Tussentijdse wijzigingen Indien gedurende de looptijd van dit Sociaal Plan zich omstandigheden voordoen die tot gevolg hebben dat van Achmea redelijkerwijs niet meer kan en mag worden verwacht haar verplichtingen opgenomen in dit Sociaal Plan gestand te houden, dient Achmea deze omstandigheden aannemelijk te maken. Zodra Achmea de omstandigheid aannemelijk heeft gemaakt, treden partijen in overleg over gewenste wijzigingen van het Sociaal Plan. Indien partijen het, na onderling overleg, niet eens worden over de aannemelijkheid van de desbetreffende omstandigheid, zullen partijen een arbiter benoemen met het verzoek een uitspraak te doen over de aannemelijkheid van de desbetreffende omstandigheid. Indien gedurende de looptijd van dit Sociaal Plan wetswijzigingen voor Achmea en/of medewerkers nadelige financiële gevolgen met zich meebrengen ten opzichte van de afspraken in dit Sociaal Plan, zullen partijen met elkaar in overleg treden terzake van gewenste wijzigingen in dit Sociaal Plan. Partijen voorzien dat gedurende de looptijd van dit Sociaal Plan de invoering van de wet Werk en Zekerheid zijn beslag zal krijgen. Voor zover er als gevolg hiervan sprake is van overlap met afspraken in het Sociaal Plan, treden partijen met elkaar in overleg om de eventuele nadelige financiële gevolgen hiervan voor werkgever op te heffen. Intentie van deze afspraak is dat de invoering van bijvoorbeeld de Transitievergoeding voor Achmea ten opzichte van de huidige afspraken in het Sociaal Plan niet leidt tot een verhoging van de Sociaal Plan kosten. En dat voor de medewerkers de Sociaal Plan vergoeding blijft gelden in plaats van de (lagere) Transitievergoeding.

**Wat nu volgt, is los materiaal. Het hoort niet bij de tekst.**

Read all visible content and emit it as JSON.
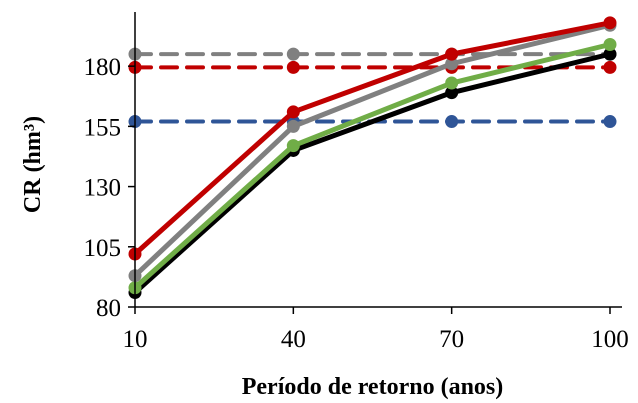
{
  "chart_data": {
    "type": "line",
    "title": "",
    "xlabel": "Período de retorno (anos)",
    "ylabel": "CR (hm³)",
    "categories": [
      "10",
      "40",
      "70",
      "100"
    ],
    "ylim": [
      80,
      200
    ],
    "yticks": [
      80,
      105,
      130,
      155,
      180
    ],
    "grid": false,
    "legend": "none",
    "series": [
      {
        "style": "solid",
        "color": "#c00000",
        "values": [
          102,
          161,
          185,
          198
        ]
      },
      {
        "style": "solid",
        "color": "#808080",
        "values": [
          93,
          155,
          181,
          197
        ]
      },
      {
        "style": "solid",
        "color": "#70ad47",
        "values": [
          88,
          147,
          173,
          189
        ]
      },
      {
        "style": "solid",
        "color": "#000000",
        "values": [
          86,
          145,
          169,
          185
        ]
      },
      {
        "style": "dashed",
        "color": "#808080",
        "values": [
          185,
          185,
          185,
          185
        ]
      },
      {
        "style": "dashed",
        "color": "#c00000",
        "values": [
          179.5,
          179.5,
          179.5,
          179.5
        ]
      },
      {
        "style": "dashed",
        "color": "#2f5597",
        "values": [
          157,
          157,
          157,
          157
        ]
      }
    ]
  }
}
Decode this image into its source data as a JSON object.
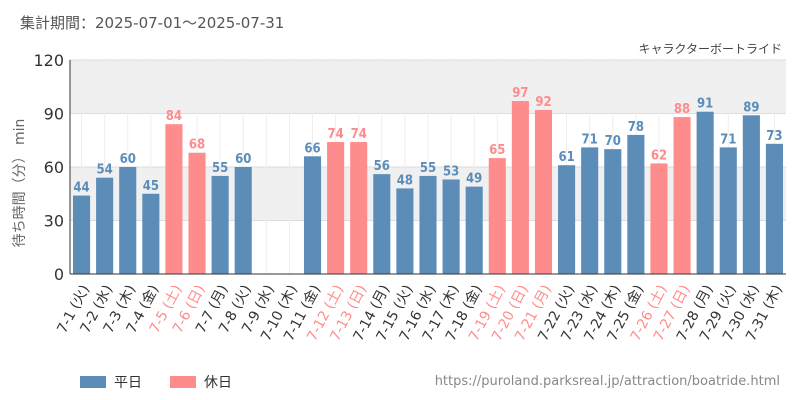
{
  "header": {
    "period": "集計期間：2025-07-01～2025-07-31",
    "attraction": "キャラクターボートライド"
  },
  "legend": {
    "weekday": "平日",
    "holiday": "休日"
  },
  "source": "https://puroland.parksreal.jp/attraction/boatride.html",
  "colors": {
    "weekday": "#5b8db8",
    "holiday": "#ff8c8c",
    "band": "#f0f0f0",
    "grid": "#dddddd",
    "axis": "#333333"
  },
  "chart_data": {
    "type": "bar",
    "ylabel": "待ち時間（分） min",
    "ylim": [
      0,
      120
    ],
    "yticks": [
      0,
      30,
      60,
      90,
      120
    ],
    "grid": true,
    "legend_position": "bottom-left",
    "categories": [
      "7-1 (火)",
      "7-2 (水)",
      "7-3 (木)",
      "7-4 (金)",
      "7-5 (土)",
      "7-6 (日)",
      "7-7 (月)",
      "7-8 (火)",
      "7-9 (水)",
      "7-10 (木)",
      "7-11 (金)",
      "7-12 (土)",
      "7-13 (日)",
      "7-14 (月)",
      "7-15 (火)",
      "7-16 (水)",
      "7-17 (木)",
      "7-18 (金)",
      "7-19 (土)",
      "7-20 (日)",
      "7-21 (月)",
      "7-22 (火)",
      "7-23 (水)",
      "7-24 (木)",
      "7-25 (金)",
      "7-26 (土)",
      "7-27 (日)",
      "7-28 (月)",
      "7-29 (火)",
      "7-30 (水)",
      "7-31 (木)"
    ],
    "values": [
      44,
      54,
      60,
      45,
      84,
      68,
      55,
      60,
      null,
      null,
      66,
      74,
      74,
      56,
      48,
      55,
      53,
      49,
      65,
      97,
      92,
      61,
      71,
      70,
      78,
      62,
      88,
      91,
      71,
      89,
      73
    ],
    "holiday": [
      false,
      false,
      false,
      false,
      true,
      true,
      false,
      false,
      false,
      false,
      false,
      true,
      true,
      false,
      false,
      false,
      false,
      false,
      true,
      true,
      true,
      false,
      false,
      false,
      false,
      true,
      true,
      false,
      false,
      false,
      false
    ]
  }
}
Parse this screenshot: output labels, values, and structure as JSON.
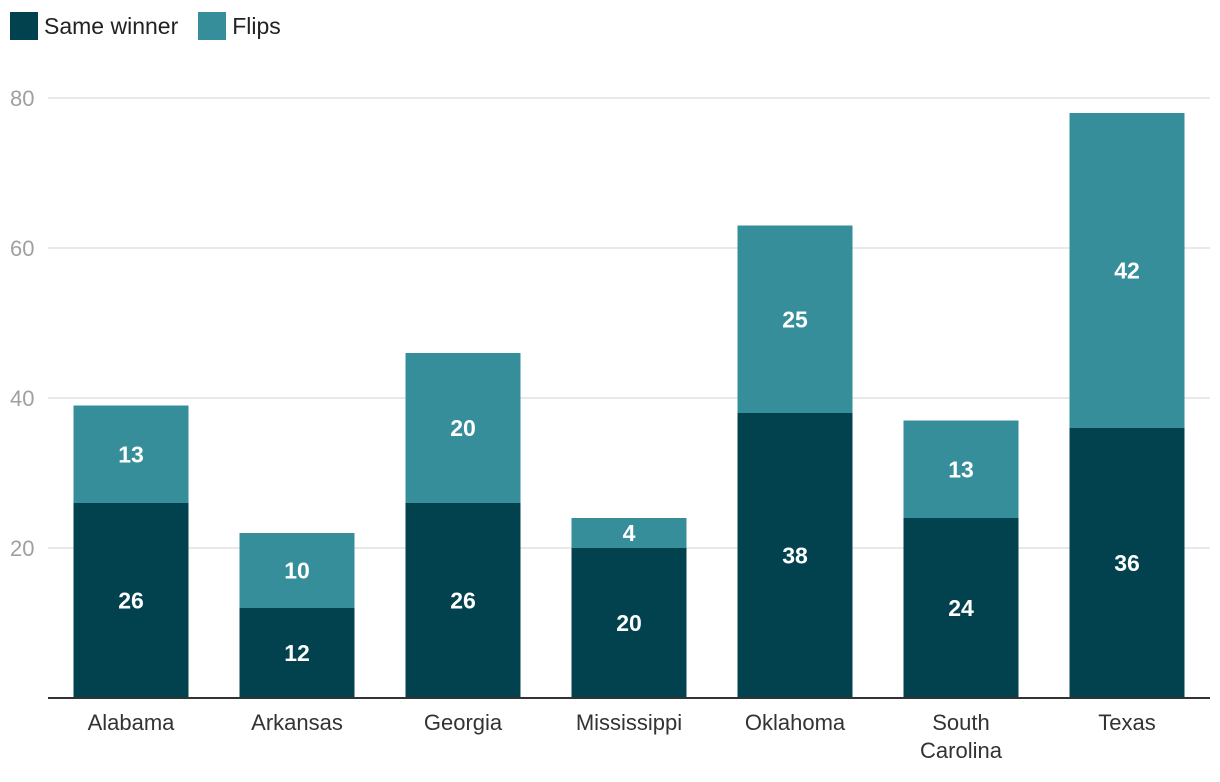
{
  "chart_data": {
    "type": "bar",
    "stacked": true,
    "categories": [
      "Alabama",
      "Arkansas",
      "Georgia",
      "Mississippi",
      "Oklahoma",
      "South Carolina",
      "Texas"
    ],
    "category_lines": [
      [
        "Alabama"
      ],
      [
        "Arkansas"
      ],
      [
        "Georgia"
      ],
      [
        "Mississippi"
      ],
      [
        "Oklahoma"
      ],
      [
        "South",
        "Carolina"
      ],
      [
        "Texas"
      ]
    ],
    "series": [
      {
        "name": "Same winner",
        "color": "#02424f",
        "values": [
          26,
          12,
          26,
          20,
          38,
          24,
          36
        ]
      },
      {
        "name": "Flips",
        "color": "#368e9b",
        "values": [
          13,
          10,
          20,
          4,
          25,
          13,
          42
        ]
      }
    ],
    "ylim": [
      0,
      80
    ],
    "yticks": [
      20,
      40,
      60,
      80
    ],
    "grid": true,
    "legend_position": "top-left",
    "title": "",
    "xlabel": "",
    "ylabel": ""
  }
}
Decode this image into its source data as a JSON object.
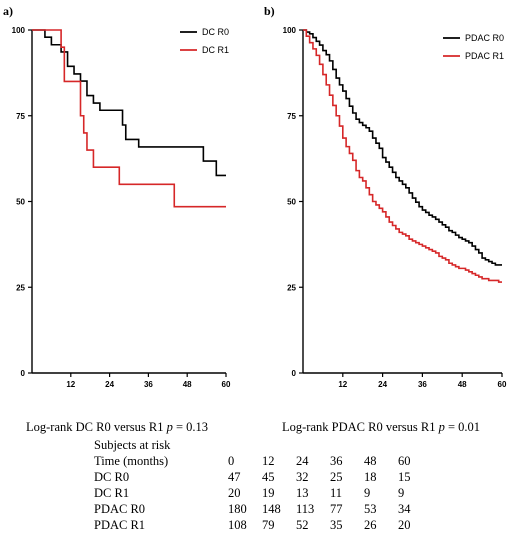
{
  "chart_data": [
    {
      "panel": "a)",
      "type": "line",
      "step": true,
      "xlim": [
        0,
        60
      ],
      "ylim": [
        0,
        100
      ],
      "x_ticks": [
        12,
        24,
        36,
        48,
        60
      ],
      "y_ticks": [
        0,
        25,
        50,
        75,
        100
      ],
      "legend_position": "top-right",
      "series": [
        {
          "name": "DC R0",
          "color": "#000000",
          "points": [
            [
              0,
              100
            ],
            [
              4,
              97.9
            ],
            [
              6,
              95.7
            ],
            [
              9,
              93.6
            ],
            [
              11,
              89.4
            ],
            [
              13,
              87.2
            ],
            [
              15,
              85.1
            ],
            [
              17,
              80.9
            ],
            [
              19,
              78.7
            ],
            [
              21,
              76.6
            ],
            [
              28,
              72.3
            ],
            [
              29,
              68.1
            ],
            [
              33,
              65.9
            ],
            [
              53,
              61.8
            ],
            [
              57,
              57.6
            ],
            [
              60,
              57.6
            ]
          ]
        },
        {
          "name": "DC R1",
          "color": "#d62728",
          "points": [
            [
              0,
              100
            ],
            [
              7,
              100
            ],
            [
              9,
              95
            ],
            [
              10,
              85
            ],
            [
              15,
              75
            ],
            [
              16,
              70
            ],
            [
              17,
              65
            ],
            [
              19,
              60
            ],
            [
              27,
              55
            ],
            [
              44,
              48.5
            ],
            [
              60,
              48.5
            ]
          ]
        }
      ]
    },
    {
      "panel": "b)",
      "type": "line",
      "step": true,
      "xlim": [
        0,
        60
      ],
      "ylim": [
        0,
        100
      ],
      "x_ticks": [
        12,
        24,
        36,
        48,
        60
      ],
      "y_ticks": [
        0,
        25,
        50,
        75,
        100
      ],
      "legend_position": "top-right",
      "series": [
        {
          "name": "PDAC R0",
          "color": "#000000",
          "points": [
            [
              0,
              100
            ],
            [
              1,
              99.4
            ],
            [
              2,
              98.9
            ],
            [
              3,
              97.8
            ],
            [
              4,
              96.7
            ],
            [
              5,
              95.6
            ],
            [
              6,
              94
            ],
            [
              7,
              92.8
            ],
            [
              8,
              91
            ],
            [
              9,
              88.5
            ],
            [
              10,
              86
            ],
            [
              11,
              84
            ],
            [
              12,
              82.2
            ],
            [
              13,
              80
            ],
            [
              14,
              77.8
            ],
            [
              15,
              75.8
            ],
            [
              16,
              74
            ],
            [
              17,
              73
            ],
            [
              18,
              72.2
            ],
            [
              19,
              71.5
            ],
            [
              20,
              70.5
            ],
            [
              21,
              68.5
            ],
            [
              22,
              67
            ],
            [
              23,
              65.5
            ],
            [
              24,
              62.8
            ],
            [
              25,
              61.5
            ],
            [
              26,
              60
            ],
            [
              27,
              58.5
            ],
            [
              28,
              57
            ],
            [
              29,
              56
            ],
            [
              30,
              55
            ],
            [
              31,
              54
            ],
            [
              32,
              52.5
            ],
            [
              33,
              51
            ],
            [
              34,
              49.8
            ],
            [
              35,
              48.5
            ],
            [
              36,
              47.5
            ],
            [
              37,
              46.8
            ],
            [
              38,
              46
            ],
            [
              39,
              45.5
            ],
            [
              40,
              44.8
            ],
            [
              41,
              44
            ],
            [
              42,
              43.2
            ],
            [
              43,
              42.5
            ],
            [
              44,
              41.5
            ],
            [
              45,
              41
            ],
            [
              46,
              40.2
            ],
            [
              47,
              39.5
            ],
            [
              48,
              39
            ],
            [
              49,
              38.5
            ],
            [
              50,
              38
            ],
            [
              51,
              37
            ],
            [
              52,
              36
            ],
            [
              53,
              35
            ],
            [
              54,
              33.5
            ],
            [
              55,
              33
            ],
            [
              56,
              32.5
            ],
            [
              57,
              32
            ],
            [
              58,
              31.5
            ],
            [
              59,
              31.5
            ],
            [
              60,
              31.5
            ]
          ]
        },
        {
          "name": "PDAC R1",
          "color": "#d62728",
          "points": [
            [
              0,
              100
            ],
            [
              1,
              98.2
            ],
            [
              2,
              96.3
            ],
            [
              3,
              94.5
            ],
            [
              4,
              92.6
            ],
            [
              5,
              90
            ],
            [
              6,
              87
            ],
            [
              7,
              84
            ],
            [
              8,
              81
            ],
            [
              9,
              78
            ],
            [
              10,
              75
            ],
            [
              11,
              72
            ],
            [
              12,
              68.5
            ],
            [
              13,
              66
            ],
            [
              14,
              64
            ],
            [
              15,
              62
            ],
            [
              16,
              59
            ],
            [
              17,
              57
            ],
            [
              18,
              56
            ],
            [
              19,
              54
            ],
            [
              20,
              52
            ],
            [
              21,
              50
            ],
            [
              22,
              49
            ],
            [
              23,
              48
            ],
            [
              24,
              47
            ],
            [
              25,
              45.5
            ],
            [
              26,
              44
            ],
            [
              27,
              43
            ],
            [
              28,
              42
            ],
            [
              29,
              41
            ],
            [
              30,
              40.5
            ],
            [
              31,
              40
            ],
            [
              32,
              39
            ],
            [
              33,
              38.5
            ],
            [
              34,
              38
            ],
            [
              35,
              37.5
            ],
            [
              36,
              37
            ],
            [
              37,
              36.5
            ],
            [
              38,
              36
            ],
            [
              39,
              35.5
            ],
            [
              40,
              35
            ],
            [
              41,
              34
            ],
            [
              42,
              33.5
            ],
            [
              43,
              33
            ],
            [
              44,
              32
            ],
            [
              45,
              31.5
            ],
            [
              46,
              31
            ],
            [
              47,
              30.5
            ],
            [
              48,
              30.5
            ],
            [
              49,
              30
            ],
            [
              50,
              29.5
            ],
            [
              51,
              29
            ],
            [
              52,
              28.5
            ],
            [
              53,
              28
            ],
            [
              54,
              27.5
            ],
            [
              55,
              27.5
            ],
            [
              56,
              27
            ],
            [
              57,
              27
            ],
            [
              58,
              27
            ],
            [
              59,
              26.5
            ],
            [
              60,
              26.5
            ]
          ]
        }
      ]
    }
  ],
  "captions": {
    "a_prefix": "Log-rank DC R0 versus R1 ",
    "a_p": "p",
    "a_value": " = 0.13",
    "b_prefix": "Log-rank PDAC R0 versus R1 ",
    "b_p": "p",
    "b_value": " = 0.01"
  },
  "risk_table": {
    "title": "Subjects at risk",
    "header_label": "Time (months)",
    "times": [
      "0",
      "12",
      "24",
      "36",
      "48",
      "60"
    ],
    "rows": [
      {
        "label": "DC R0",
        "values": [
          "47",
          "45",
          "32",
          "25",
          "18",
          "15"
        ]
      },
      {
        "label": "DC R1",
        "values": [
          "20",
          "19",
          "13",
          "11",
          "9",
          "9"
        ]
      },
      {
        "label": "PDAC R0",
        "values": [
          "180",
          "148",
          "113",
          "77",
          "53",
          "34"
        ]
      },
      {
        "label": "PDAC R1",
        "values": [
          "108",
          "79",
          "52",
          "35",
          "26",
          "20"
        ]
      }
    ]
  }
}
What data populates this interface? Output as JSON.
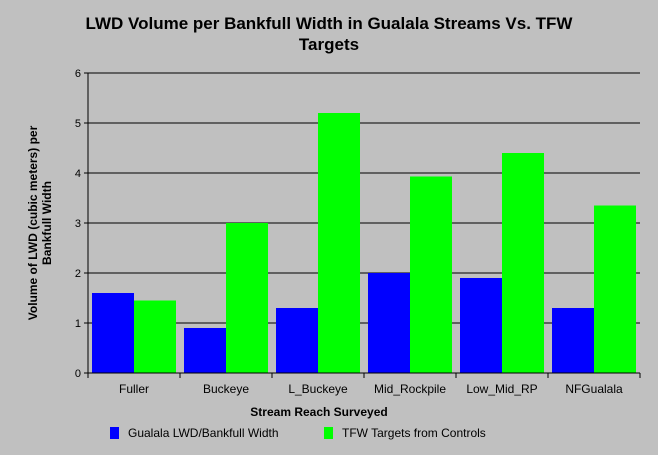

Technische/overige aanpassingen Wet Melding Collectief Ontslag In het Sociaal Plan wordt de volgende tekst opgenomen: Partijen hebben kennis genomen van de wijzing van de Wet Melding Collectief Ontslag (WMCO) per 1 maart 2012. Zij verklaren in dat licht dat dit Sociaal Plan tot het einde van de looptijd voor alle reorganisaties bij werkgever in de zin van dit Sociaal Plan onverkort geldt waarvoor de COR dan wel OR positief advies heeft uitgebracht. Partijen zijn het er daarom over eens dat tot het einde van het Sociaal Plan alle daaruit voorvloeiende ontslagen gemeld zijn op de wijze zoals voorgeschreven in de WMCO, terwijl ook overig is voldaan aan artikel 5a lid 1 WMCO. De vakorganisaties achten zich over die ontslagen voldoende door de werkgever geraadpleegd. Dit overleg heeft immers geresulteerd in het huidige Sociaal Plan, waarin een reeks van maatregelen is afgesproken, waarmee boventalligheid zoveel mogelijk wordt voorkomen, en boventallige medewerkers 9 maanden vanuit hun dienstverband begeleid worden naar nieuw werk gesteund door financiële faciliteiten. Toekomstige wijzigingen in Zilverpoolregeling Wijzigingen in de Zilverpoolregeling die in een volgend Sociaal Plan worden afgesproken en waarvan partijen wensen dat deze wijzigingen ook gelden voor medewerkers die al op basis
van dit Sociaal Plan in de Zilverpoolregeling zitten of daarin kunnen doorstromen, gelden ook voor deze medewerkers als partijen dit expliciet afspreken en vastleggen in het Sociaal Plan. Maximering opschorting tijdens ziekte De passage in (huidig) artikel 3.7.1 over de opschorting tijdens ziekte wordt verduidelijkt. De opschorting vindt plaats zolang er sprake is van de loondoorbetalingsverplichting. Peilmoment salaris in het kader van de afvloeiingsvergoeding In (huidig) artikel 8.3.1 wordt ter verduidelijking toegevoegd dat voor de hoogte van de afvloeiingsvergoeding het maandsalaris op de beëindigingsdatum bepalend is. Aanwezigen bij aanzeggesprek In (huidig) artikel 3.1 wordt de bepaling dat de P&O adviseur bij dit gesprek aanwezig is geschrapt.